I went for a slightly different approach. Something similar to boost::function but allowing me to bake the parameters in during call preparation. Here is a small test app I wrote :
#include <iostream>
#include <vector>
typedef void (*VoidFunc)();
int callMe() { std::cout << "callMe()\n"; return 1; }
void callMeWithInt(int a) { std::cout << "callMeWithInt(" << a << ")\n"; }
void callMeWithFloat(float a) { std::cout << "callMeWithFloat(" << a << ")\n"; }
class FunctionCaller { public : virtual void call() = 0; };
template <typename RetValT> class NoParamCaller : public FunctionCaller
{
typedef RetValT (*NoParamFunc)();
NoParamFunc theFunc;
public:
NoParamCaller(NoParamFunc func) : theFunc(func) {};
void call() { theFunc(); }
};
template <typename RetValT, typename Param1T> class OneParamCaller : public FunctionCaller
{
public:
typedef RetValT (*OneParamFunc)(Param1T);
OneParamFunc theFunc;
Param1T param1;
OneParamCaller(OneParamFunc _func, Param1T _param1) : theFunc(_func), param1(_param1) {};
void call() { theFunc(param1); }
};
int main(int argc, char* argv[])
{
std::vector<FunctionCaller*> calls;
calls.push_back(new NoParamCaller<int>(callMe));
calls.push_back(new OneParamCaller<void, int>(callMeWithInt, 1));
calls.push_back(new OneParamCaller<void, float>(callMeWithFloat, 5.5));
for (size_t i=0; i<calls.size(); i++)
{
calls[i]->call();
}
for (size_t i=0; i<calls.size(); i++)
{
delete calls[i];
}
calls.clear();
std::cout << "Finished" << std::endl;
return 0;
}
This code compiles and runs correctly. I have the FunctionCaller interface, which then gets implemented by the template classes. In this case, I only handle 0 or 1 parameters, but adding the same templates for the 2,3,4 cases (should be enough) and maybe the member function permutation as well will not be that hard.
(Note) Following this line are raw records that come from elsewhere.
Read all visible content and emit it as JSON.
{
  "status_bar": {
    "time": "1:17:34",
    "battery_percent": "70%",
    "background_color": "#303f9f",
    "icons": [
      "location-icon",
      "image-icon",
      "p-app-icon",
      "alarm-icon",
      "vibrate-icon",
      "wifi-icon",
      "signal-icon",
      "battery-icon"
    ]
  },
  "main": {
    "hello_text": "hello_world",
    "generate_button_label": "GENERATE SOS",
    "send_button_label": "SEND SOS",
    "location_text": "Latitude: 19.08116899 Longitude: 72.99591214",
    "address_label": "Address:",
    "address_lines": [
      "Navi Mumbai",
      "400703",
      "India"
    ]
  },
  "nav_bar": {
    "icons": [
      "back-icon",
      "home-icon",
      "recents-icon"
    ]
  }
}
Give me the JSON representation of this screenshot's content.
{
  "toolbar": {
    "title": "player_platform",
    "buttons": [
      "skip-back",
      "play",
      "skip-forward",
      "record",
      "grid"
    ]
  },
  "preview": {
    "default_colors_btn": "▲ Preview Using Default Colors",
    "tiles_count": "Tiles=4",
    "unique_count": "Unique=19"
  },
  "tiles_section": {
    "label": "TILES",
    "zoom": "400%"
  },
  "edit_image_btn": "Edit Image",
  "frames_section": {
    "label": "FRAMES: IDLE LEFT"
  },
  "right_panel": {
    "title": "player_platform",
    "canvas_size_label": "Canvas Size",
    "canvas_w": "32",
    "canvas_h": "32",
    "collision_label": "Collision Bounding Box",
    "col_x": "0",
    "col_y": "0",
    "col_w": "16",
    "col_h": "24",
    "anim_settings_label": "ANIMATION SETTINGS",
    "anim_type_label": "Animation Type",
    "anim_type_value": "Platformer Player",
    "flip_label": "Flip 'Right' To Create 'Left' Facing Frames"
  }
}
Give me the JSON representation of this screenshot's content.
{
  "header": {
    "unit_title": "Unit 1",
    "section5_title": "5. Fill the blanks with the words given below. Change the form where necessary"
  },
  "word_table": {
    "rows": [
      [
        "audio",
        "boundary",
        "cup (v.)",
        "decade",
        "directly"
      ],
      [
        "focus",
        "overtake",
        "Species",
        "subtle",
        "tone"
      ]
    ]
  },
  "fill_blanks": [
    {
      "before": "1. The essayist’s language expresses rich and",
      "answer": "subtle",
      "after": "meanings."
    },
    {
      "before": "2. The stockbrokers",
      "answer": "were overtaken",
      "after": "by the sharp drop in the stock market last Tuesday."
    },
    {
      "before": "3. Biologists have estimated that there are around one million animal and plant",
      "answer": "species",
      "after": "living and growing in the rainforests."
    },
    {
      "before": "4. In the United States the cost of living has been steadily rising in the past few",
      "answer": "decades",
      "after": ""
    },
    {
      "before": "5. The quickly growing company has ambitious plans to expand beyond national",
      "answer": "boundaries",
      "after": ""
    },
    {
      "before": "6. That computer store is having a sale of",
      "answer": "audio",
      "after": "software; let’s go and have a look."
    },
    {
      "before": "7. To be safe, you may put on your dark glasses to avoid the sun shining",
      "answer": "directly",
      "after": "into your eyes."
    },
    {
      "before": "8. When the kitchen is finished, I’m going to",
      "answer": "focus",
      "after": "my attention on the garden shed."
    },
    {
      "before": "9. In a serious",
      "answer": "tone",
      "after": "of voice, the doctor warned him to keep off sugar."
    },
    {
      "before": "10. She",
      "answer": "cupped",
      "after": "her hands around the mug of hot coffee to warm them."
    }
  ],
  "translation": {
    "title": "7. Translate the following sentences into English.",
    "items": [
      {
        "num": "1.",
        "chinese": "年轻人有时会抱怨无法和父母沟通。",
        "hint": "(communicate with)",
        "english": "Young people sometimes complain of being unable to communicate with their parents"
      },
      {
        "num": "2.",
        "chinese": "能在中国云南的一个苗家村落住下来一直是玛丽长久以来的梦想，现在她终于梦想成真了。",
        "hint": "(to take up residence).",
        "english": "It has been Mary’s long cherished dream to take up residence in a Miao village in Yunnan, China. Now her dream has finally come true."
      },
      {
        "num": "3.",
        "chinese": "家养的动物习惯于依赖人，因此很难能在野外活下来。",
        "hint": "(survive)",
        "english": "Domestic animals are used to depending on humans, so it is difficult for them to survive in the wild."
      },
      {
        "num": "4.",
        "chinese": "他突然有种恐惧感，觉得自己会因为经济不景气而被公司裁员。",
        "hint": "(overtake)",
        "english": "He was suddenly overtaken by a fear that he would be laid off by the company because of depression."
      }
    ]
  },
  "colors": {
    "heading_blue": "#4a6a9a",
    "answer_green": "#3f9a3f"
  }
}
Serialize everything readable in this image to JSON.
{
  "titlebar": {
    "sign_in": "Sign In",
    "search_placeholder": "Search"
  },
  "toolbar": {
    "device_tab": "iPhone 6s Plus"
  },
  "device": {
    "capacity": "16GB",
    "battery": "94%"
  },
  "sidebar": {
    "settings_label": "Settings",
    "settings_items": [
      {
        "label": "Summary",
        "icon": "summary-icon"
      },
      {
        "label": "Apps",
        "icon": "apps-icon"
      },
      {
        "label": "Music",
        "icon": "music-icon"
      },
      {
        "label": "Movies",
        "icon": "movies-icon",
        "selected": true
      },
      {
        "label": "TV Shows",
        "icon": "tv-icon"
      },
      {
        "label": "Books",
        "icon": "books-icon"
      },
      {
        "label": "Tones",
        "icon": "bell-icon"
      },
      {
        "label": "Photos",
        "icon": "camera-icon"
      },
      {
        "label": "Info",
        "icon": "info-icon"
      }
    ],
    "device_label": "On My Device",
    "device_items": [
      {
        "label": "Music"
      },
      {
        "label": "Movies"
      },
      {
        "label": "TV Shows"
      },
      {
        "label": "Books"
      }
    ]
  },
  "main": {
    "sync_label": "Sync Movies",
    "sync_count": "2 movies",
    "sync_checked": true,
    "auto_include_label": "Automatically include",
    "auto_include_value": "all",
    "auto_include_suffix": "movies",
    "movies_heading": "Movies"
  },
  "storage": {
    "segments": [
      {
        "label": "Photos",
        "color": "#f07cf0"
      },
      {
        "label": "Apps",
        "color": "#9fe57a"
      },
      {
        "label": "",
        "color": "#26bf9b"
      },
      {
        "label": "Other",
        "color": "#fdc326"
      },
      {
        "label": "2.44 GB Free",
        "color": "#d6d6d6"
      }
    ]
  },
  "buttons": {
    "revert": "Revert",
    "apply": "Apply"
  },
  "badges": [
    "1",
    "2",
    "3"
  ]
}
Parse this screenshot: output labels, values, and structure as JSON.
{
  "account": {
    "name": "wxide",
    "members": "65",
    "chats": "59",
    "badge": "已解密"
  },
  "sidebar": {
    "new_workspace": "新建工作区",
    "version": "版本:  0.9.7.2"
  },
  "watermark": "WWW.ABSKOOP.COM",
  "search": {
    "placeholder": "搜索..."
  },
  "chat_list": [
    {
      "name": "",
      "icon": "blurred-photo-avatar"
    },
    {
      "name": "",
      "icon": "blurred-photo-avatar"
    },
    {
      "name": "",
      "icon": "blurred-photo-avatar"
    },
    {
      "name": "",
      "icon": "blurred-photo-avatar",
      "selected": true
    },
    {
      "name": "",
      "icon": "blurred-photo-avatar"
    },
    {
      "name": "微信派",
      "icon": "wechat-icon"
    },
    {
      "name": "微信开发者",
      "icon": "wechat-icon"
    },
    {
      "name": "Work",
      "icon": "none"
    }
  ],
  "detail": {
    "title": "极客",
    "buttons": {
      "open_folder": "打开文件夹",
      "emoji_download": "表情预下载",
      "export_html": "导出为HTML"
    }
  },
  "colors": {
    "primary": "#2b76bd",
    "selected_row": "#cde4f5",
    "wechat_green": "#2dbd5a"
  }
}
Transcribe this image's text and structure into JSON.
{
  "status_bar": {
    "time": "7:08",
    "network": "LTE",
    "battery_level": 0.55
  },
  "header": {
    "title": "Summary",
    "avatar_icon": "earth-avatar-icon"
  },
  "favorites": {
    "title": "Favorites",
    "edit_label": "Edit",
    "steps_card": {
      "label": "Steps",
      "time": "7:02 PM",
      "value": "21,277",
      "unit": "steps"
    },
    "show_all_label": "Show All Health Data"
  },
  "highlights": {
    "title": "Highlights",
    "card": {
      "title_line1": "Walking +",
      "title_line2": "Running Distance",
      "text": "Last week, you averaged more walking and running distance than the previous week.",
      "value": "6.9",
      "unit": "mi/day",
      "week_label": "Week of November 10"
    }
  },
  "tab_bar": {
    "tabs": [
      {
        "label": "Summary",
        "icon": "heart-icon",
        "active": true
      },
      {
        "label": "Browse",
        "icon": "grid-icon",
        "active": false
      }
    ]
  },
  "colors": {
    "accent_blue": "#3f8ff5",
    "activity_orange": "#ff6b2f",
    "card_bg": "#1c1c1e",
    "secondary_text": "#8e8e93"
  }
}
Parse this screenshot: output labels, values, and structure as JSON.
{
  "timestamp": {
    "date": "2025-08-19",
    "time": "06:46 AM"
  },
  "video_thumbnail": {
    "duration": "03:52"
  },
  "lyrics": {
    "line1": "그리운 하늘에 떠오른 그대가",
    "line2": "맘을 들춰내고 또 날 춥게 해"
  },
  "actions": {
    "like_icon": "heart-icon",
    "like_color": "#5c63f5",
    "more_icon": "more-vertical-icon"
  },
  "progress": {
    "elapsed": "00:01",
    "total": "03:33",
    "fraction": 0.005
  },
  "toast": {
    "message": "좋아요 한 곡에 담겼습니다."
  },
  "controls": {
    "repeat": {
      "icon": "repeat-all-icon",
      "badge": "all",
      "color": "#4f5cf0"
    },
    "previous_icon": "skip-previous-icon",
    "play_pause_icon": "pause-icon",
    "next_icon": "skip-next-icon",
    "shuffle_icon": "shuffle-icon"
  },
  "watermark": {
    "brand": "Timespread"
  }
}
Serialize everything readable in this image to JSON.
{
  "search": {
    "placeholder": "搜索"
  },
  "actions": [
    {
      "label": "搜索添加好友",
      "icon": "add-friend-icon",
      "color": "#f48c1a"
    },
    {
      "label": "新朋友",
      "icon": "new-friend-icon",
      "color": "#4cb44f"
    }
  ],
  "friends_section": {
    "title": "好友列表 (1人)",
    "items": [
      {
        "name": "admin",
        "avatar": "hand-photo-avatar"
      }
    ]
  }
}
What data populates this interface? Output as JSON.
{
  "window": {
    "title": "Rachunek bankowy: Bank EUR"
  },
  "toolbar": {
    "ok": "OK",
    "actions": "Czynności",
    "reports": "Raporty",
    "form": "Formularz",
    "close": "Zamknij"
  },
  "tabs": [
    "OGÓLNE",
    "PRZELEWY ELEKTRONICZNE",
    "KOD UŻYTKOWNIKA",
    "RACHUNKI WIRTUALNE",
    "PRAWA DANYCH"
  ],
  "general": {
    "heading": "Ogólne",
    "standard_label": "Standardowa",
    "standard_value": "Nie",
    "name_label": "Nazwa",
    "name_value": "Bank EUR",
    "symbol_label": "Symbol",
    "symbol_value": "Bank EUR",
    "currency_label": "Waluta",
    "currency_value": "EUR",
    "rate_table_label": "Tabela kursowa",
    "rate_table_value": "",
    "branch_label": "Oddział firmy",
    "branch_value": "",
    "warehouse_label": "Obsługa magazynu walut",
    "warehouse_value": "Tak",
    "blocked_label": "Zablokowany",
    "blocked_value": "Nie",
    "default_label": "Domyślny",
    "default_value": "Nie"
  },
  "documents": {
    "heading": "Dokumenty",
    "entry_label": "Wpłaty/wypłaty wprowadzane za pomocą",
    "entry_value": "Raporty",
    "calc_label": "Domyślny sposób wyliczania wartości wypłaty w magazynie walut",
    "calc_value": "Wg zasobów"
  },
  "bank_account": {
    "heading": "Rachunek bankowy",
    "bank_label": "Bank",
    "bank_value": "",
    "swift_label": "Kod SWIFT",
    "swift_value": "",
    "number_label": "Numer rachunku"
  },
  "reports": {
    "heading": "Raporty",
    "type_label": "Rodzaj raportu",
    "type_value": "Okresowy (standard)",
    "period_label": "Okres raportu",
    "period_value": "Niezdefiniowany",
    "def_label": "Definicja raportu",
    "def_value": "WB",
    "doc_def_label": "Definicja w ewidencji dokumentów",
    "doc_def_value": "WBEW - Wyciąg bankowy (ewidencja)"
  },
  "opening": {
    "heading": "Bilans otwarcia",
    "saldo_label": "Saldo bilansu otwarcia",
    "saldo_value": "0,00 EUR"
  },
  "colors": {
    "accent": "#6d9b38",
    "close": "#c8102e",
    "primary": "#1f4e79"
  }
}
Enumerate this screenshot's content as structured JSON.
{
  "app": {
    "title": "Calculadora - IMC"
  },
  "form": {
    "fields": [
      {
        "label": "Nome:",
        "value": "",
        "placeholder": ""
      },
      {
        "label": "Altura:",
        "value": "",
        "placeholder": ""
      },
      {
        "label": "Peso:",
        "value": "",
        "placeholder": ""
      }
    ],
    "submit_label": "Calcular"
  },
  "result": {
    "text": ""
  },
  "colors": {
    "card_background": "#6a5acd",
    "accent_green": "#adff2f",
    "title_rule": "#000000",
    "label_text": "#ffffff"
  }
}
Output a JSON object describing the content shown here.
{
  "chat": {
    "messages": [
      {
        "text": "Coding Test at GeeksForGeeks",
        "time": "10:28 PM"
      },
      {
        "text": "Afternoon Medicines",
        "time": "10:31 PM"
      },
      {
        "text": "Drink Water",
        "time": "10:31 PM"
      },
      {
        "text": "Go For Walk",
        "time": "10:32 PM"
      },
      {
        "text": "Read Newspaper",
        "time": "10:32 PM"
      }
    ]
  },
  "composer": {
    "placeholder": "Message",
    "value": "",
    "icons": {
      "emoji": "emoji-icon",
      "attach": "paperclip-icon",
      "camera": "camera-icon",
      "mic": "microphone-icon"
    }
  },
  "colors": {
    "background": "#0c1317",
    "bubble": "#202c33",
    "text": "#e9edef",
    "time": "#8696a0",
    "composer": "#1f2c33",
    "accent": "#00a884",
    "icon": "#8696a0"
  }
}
Then, instead of having the generated function, i will have an array of FunctionCallers that i will need to call. The overhead is probably 2-3 times bigger than the assembly writing route (have to access the array and another virtual function call), but I can manage that cost.
Does this seem OK for what I'm trying to do? Anybody see something inherently wrong with it?